Publication of a highly publicized and well-reviewed book about survivors of the atomic bombing of Japan has been halted over questions about some of the reporting, including whether key characters existed, the Associated Press says.

Author Charles Pellegrino's The Last Train from Hiroshima has already been optioned by Avatar director James Cameron for a possible film. As Talk of the Nation said in January, the book tells "stories of those who lived through the world's first and only atomic bomb attacks."

Pellegrino made the rounds of many news outlets in recent months, including All Things Considered.

But the AP reports that:

"Publisher Henry Holt and Company, responding to questions from the AP, said Monday that author Charles Pellegrino 'was not able to answer' concerns about The Last Train from Hiroshima, including whether two men mentioned in the book actually existed.

" 'It is with deep regret that Henry Holt and Company announces that we will not print, correct or ship copies of Charles Pellegrino's The Last Train from Hiroshima,' the publisher said in a statement issued to the AP."

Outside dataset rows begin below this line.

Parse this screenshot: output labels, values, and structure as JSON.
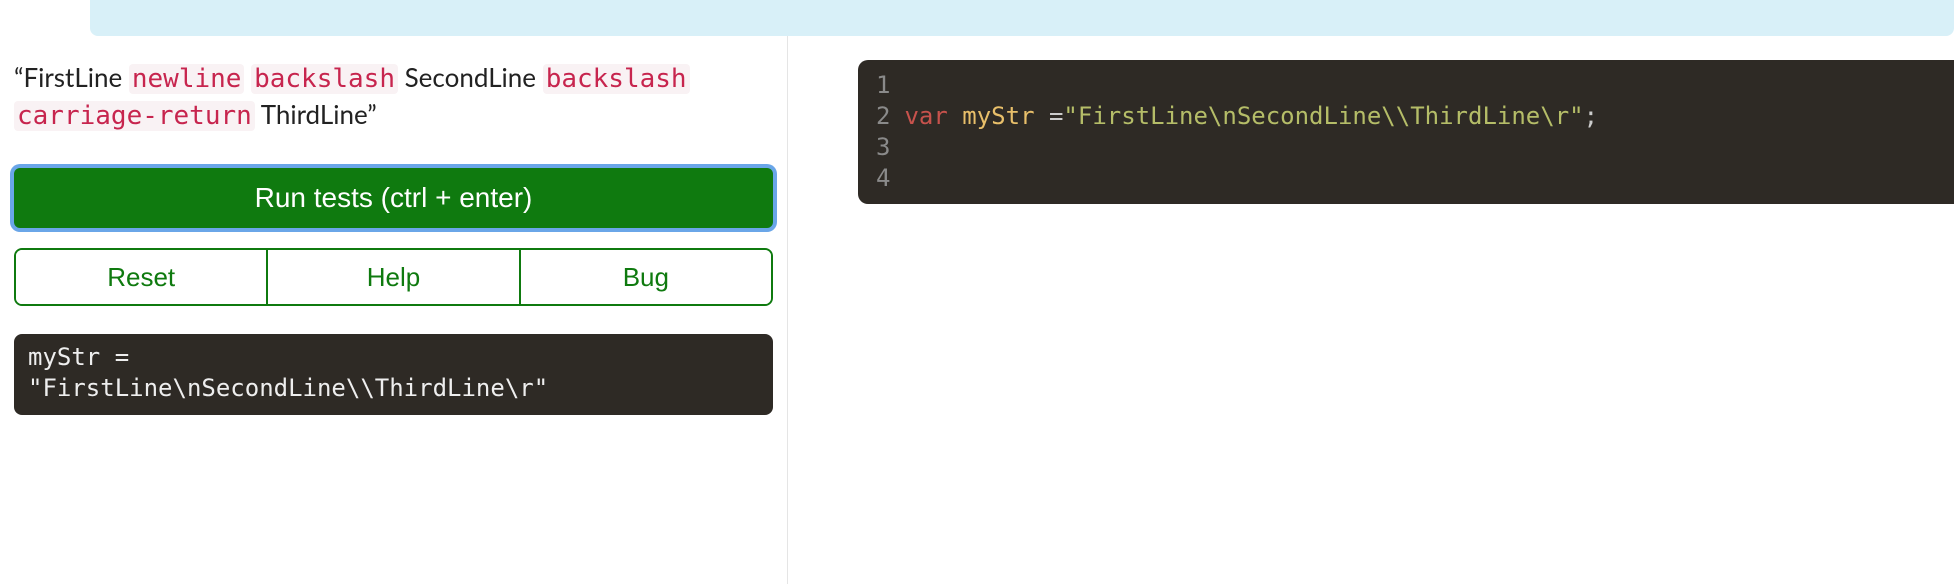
{
  "instruction": {
    "q_open": "“",
    "t1": "FirstLine",
    "c1": "newline",
    "c2": "backslash",
    "t2": "SecondLine",
    "c3": "backslash",
    "c4": "carriage-return",
    "t3": "ThirdLine",
    "q_close": "”"
  },
  "buttons": {
    "run": "Run tests (ctrl + enter)",
    "reset": "Reset",
    "help": "Help",
    "bug": "Bug"
  },
  "output": "myStr =\n\"FirstLine\\nSecondLine\\\\ThirdLine\\r\"",
  "editor": {
    "line_numbers": [
      "1",
      "2",
      "3",
      "4"
    ],
    "line2": {
      "kw": "var",
      "var": "myStr",
      "op": " =",
      "str": "\"FirstLine\\nSecondLine\\\\ThirdLine\\r\"",
      "semi": ";"
    }
  }
}
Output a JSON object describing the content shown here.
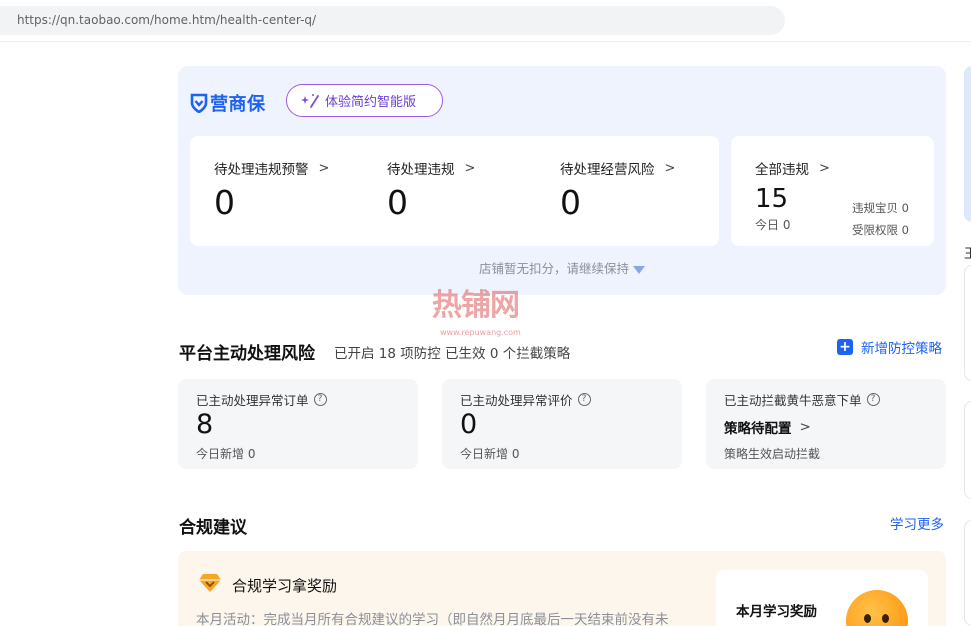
{
  "browser": {
    "url": "https://qn.taobao.com/home.htm/health-center-q/"
  },
  "header": {
    "logo_text": "营商保",
    "trial_button": "体验简约智能版",
    "stats": [
      {
        "label": "待处理违规预警",
        "value": "0"
      },
      {
        "label": "待处理违规",
        "value": "0"
      },
      {
        "label": "待处理经营风险",
        "value": "0"
      }
    ],
    "all_violations": {
      "label": "全部违规",
      "value": "15",
      "today": "今日 0",
      "items": [
        "违规宝贝 0",
        "受限权限 0"
      ]
    },
    "keep_message": "店铺暂无扣分，请继续保持"
  },
  "watermark": {
    "big": "热铺网",
    "small": "www.repuwang.com"
  },
  "platform_risk": {
    "title": "平台主动处理风险",
    "subtitle": "已开启 18 项防控 已生效 0 个拦截策略",
    "new_strategy": "新增防控策略",
    "cards": [
      {
        "label": "已主动处理异常订单",
        "value": "8",
        "foot": "今日新增 0"
      },
      {
        "label": "已主动处理异常评价",
        "value": "0",
        "foot": "今日新增 0"
      },
      {
        "label": "已主动拦截黄牛恶意下单",
        "pending": "策略待配置",
        "foot": "策略生效启动拦截"
      }
    ]
  },
  "compliance": {
    "title": "合规建议",
    "learn_more": "学习更多",
    "card_title": "合规学习拿奖励",
    "card_desc": "本月活动：完成当月所有合规建议的学习（即自然月月底最后一天结束前没有未",
    "reward_title": "本月学习奖励"
  },
  "right_edge": {
    "glyph": "王"
  },
  "colors": {
    "accent": "#1d62f2",
    "purple": "#6b3fd4",
    "header_bg": "#eff3fd"
  }
}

According to the wire service, among the potential problems was the publisher's inability " to determine the existence of a Father Mattias (the first name is not given) who supposedly lived in Hiroshima at the time of the bombing, and John MacQuitty, identified as a Jesuit scholar presiding over Mattias' funeral."

The AP says Pellegrino did not respond to e-mail requests for comment.

About 18,000 copies of the book have been published already. Consumers can go back to their retailers to return the books for refunds, Holt says.